The gameplay itself involves exploring the land and encountering Jesus early in his ministry; you end up becoming one of his first disciples. Jesus teaches you how to meditate and channel spiritual energy; the game has a chakra system that allows your to manipulate that energy with the key pad and activate different abilities, overcoming hunger and eventually the laws of physics. This is Jesus as Morpheus, the metaphor of a computer game is later utilized and you can play with the polygons turned off, the underlying models revealed. These abilities can then be extroverted into public miracles.
The eastern influence to spirituality can be viewed as blasphemous by practicing Christians, but more likely they will be viewed as boring, failed gameplay, by practicing gamers. If you're a Christian gamer, may god have mercy on you. However the real significant of these are two-fold, first in the sublimation of the will that you undergo by playing in this leaned-back manner, and second in the interactions with the mindless masses through this mode. Roman soldiers will come up to you and kick you as you meditate, you will have to ask yourself if reprisal is the best choice. People will break into random mob violence, stealing and whoring, and you may be tempted to join them, but then you consider that while finite state machines and random generators don't capture the nuance of human characters, they do a pretty good job of estimating the collective brutaility of the super-chimpanzee.
You will want to overcome, and if you find yourself hanging on a cross, doing nothing but waiting to die for hours of real-time gameplay, you will find yourself in a meditation more profound than any mantra or mandala, wondering if you're having fun or if it should even matter, until your character dies or in your fitful boredom you suffer a death of patience. So I'm happy tonight... I'm not fearing anything, I'm not fearing any man, mine eyes have seen the glory of the coming of the lord.



















Sounds absolutely thrilling.
Sounds absolutely thrilling. I had already installed this and was intrigued. But now I'll definitely go back and play with this some more. Gaming needs more designers who dare to stick their necks out and experiment with a medium that grows more stale by the minute. At the risk of -ooh aah- boring the public.
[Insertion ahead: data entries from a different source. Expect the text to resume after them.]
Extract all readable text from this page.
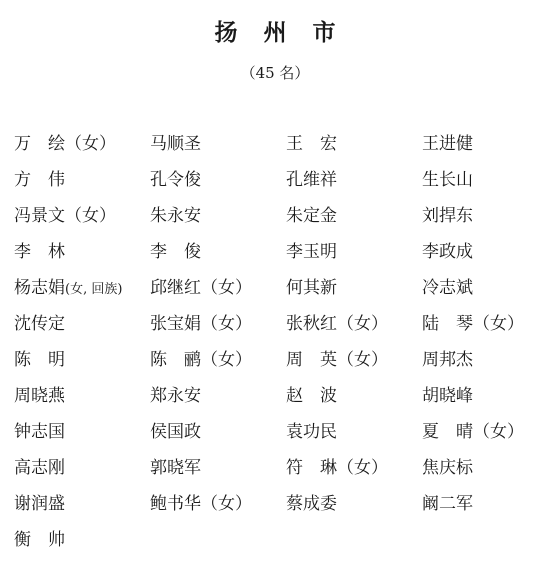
扬州市
（45 名）
万　绘（女） 马顺圣	王　宏	王进健
方　伟	孔令俊	孔维祥	生长山
冯景文（女） 朱永安	朱定金	刘捍东
李　林	李　俊	李玉明	李政成
杨志娟(女, 回族) 邱继红（女） 何其新	冷志斌
沈传定	张宝娟（女） 张秋红（女） 陆　琴（女）
陈　明	陈　鹂（女） 周　英（女） 周邦杰
周晓燕	郑永安	赵　波	胡晓峰
钟志国	侯国政	袁功民	夏　晴（女）
高志刚	郭晓军	符　琳（女） 焦庆标
谢润盛	鲍书华（女） 蔡成委	阚二军
衡　帅
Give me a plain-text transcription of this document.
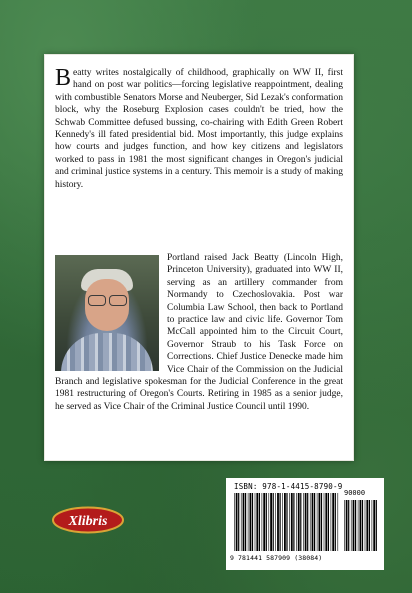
Beatty writes nostalgically of childhood, graphically on WW II, first hand on post war politics—forcing legislative reappointment, dealing with combustible Senators Morse and Neuberger, Sid Lezak's conformation block, why the Roseburg Explosion cases couldn't be tried, how the Schwab Committee defused bussing, co-chairing with Edith Green Robert Kennedy's ill fated presidential bid. Most importantly, this judge explains how courts and judges function, and how key citizens and legislators worked to pass in 1981 the most significant changes in Oregon's judicial and criminal justice systems in a century. This memoir is a study of making history.

Portland raised Jack Beatty (Lincoln High, Princeton University), graduated into WW II, serving as an artillery commander from Normandy to Czechoslovakia. Post war Columbia Law School, then back to Portland to practice law and civic life. Governor Tom McCall appointed him to the Circuit Court, Governor Straub to his Task Force on Corrections. Chief Justice Denecke made him Vice Chair of the Commission on the Judicial Branch and legislative spokesman for the Judicial Conference in the great 1981 restructuring of Oregon's Courts. Retiring in 1985 as a senior judge, he served as Vice Chair of the Criminal Justice Council until 1990.

ISBN: 978-1-4415-8790-9
90000
9 781441 587909 (38084)
Xlibris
So I'm trying to play this
So I'm trying to play this and I can't figure out meditation. I'd really like to explore this game because I think it's a really bold idea but the meditation system seems to do nothing. I meditate and I can't use any of the powers I have. What am I missing?
You have to keep holding
You have to keep holding down the space bar. And then you can navigate through the "tree" with the cursor keys.
Slooooooow...
Yes, it certainly is original, but it's also boring as hell. Charging up your spiritual power takes ages, as using the power to nourrish yourself. You have to cuddle people all the time so you don't get mad, and you have to find or generate (takes forever) food so you don't die of starvation.
Plus, there is only one path to follow. I created a 1 foot tall 6-year-old and beat the crap out of people, and that got me nowhere.
Of course this can be a sort of message, but well, advancing on tracks in an open world is quite boring. The gameplay is always the same. Meet Jesus, learn a trick, use that trick, search Jesus, repeat.
Interesting, but I gave up after the fourth or fifth power.